Collin Rees, collin [at]
Lorne Stockman, lorne [at]

Oil Change International Response to Dakota Access Pipeline Shutdown

Today, the U.S. District Court for the District of Columbia ruled that a key federal permit for the Dakota Access Pipeline (DAPL) fell far short of National Environmental Policy Act guidelines, the permit was being revoked, and the pipeline must cease operations and be emptied of oil by August 5. In response, Collin Rees, Senior Campaigner at Oil Change International, released the following statement: 

“This is a tremendous win for the Indigenous communities who have been leading the fight against Dakota Access for years. Once again, the courts have shown that the Army Corps of Engineers abused its power and the rights of Indigenous peoples and landowners by illegally and erroneously permitting pipelines like Dakota Access. Once again, we see that when we fight, we win.

“The Army Corps and other agencies have issued permits for years that harm communities and the environment and favor fossil fuel interests over the law. Rulings like today’s expose the fact that dozens of fossil fuel infrastructure projects have been built in the last decade that should never have been granted permits. These injustices have been forced upon hundreds of communities nationwide, disproportionately impacting Indigenous communities and communities of color. 

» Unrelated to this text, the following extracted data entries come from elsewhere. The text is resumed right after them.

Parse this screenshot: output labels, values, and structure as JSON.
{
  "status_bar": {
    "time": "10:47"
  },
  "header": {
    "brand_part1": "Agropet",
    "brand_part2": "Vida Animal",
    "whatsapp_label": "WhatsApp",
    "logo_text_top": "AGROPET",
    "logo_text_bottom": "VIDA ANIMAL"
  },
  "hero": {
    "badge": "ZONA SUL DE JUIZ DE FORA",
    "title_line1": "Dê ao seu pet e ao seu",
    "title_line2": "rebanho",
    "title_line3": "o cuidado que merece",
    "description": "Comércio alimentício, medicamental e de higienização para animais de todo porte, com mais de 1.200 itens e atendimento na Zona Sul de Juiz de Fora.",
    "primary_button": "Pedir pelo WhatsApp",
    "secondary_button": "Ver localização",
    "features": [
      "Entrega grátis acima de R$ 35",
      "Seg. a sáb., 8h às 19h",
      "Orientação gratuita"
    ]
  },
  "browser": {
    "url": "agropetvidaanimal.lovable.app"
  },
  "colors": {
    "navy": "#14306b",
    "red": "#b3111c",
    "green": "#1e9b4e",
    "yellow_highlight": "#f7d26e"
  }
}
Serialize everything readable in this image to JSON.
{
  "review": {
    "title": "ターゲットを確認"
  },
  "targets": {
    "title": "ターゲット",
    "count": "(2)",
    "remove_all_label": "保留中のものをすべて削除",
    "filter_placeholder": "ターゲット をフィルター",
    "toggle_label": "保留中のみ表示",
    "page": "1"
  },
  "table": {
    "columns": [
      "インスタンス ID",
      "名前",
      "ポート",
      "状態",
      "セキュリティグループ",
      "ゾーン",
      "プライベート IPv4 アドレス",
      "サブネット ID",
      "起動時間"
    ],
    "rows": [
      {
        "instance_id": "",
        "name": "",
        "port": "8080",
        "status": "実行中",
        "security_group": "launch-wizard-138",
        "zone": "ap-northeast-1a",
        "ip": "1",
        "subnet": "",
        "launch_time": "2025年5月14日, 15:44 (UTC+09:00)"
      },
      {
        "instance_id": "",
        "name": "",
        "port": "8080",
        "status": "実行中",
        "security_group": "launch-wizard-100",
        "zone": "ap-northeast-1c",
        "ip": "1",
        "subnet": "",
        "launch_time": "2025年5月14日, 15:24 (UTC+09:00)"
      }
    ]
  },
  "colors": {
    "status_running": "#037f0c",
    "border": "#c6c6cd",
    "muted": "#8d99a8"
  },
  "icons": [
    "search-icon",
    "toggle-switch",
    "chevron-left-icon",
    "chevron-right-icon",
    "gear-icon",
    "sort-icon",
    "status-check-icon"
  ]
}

“What’s happened with Dakota Access is happening with the Line 3, Keystone XL, Trans Mountain, and Mountain Valley Pipelines, the Jordan Cove LNG project, and many more. Federal and state agencies can no longer allow the oil and gas industry to run roughshod over the law, the rights of Indigenous communities, and future generations’ right to a stable climate. Financial institutions like banks and insurers can no longer invest in these projects, which are in flagrant violation of human rights and environmental laws at all levels. 

“It is time for our leaders to do their job and protect communities over fossil fuel interests by stopping the expansion of the fossil fuel industry and investing in a just, managed transition.”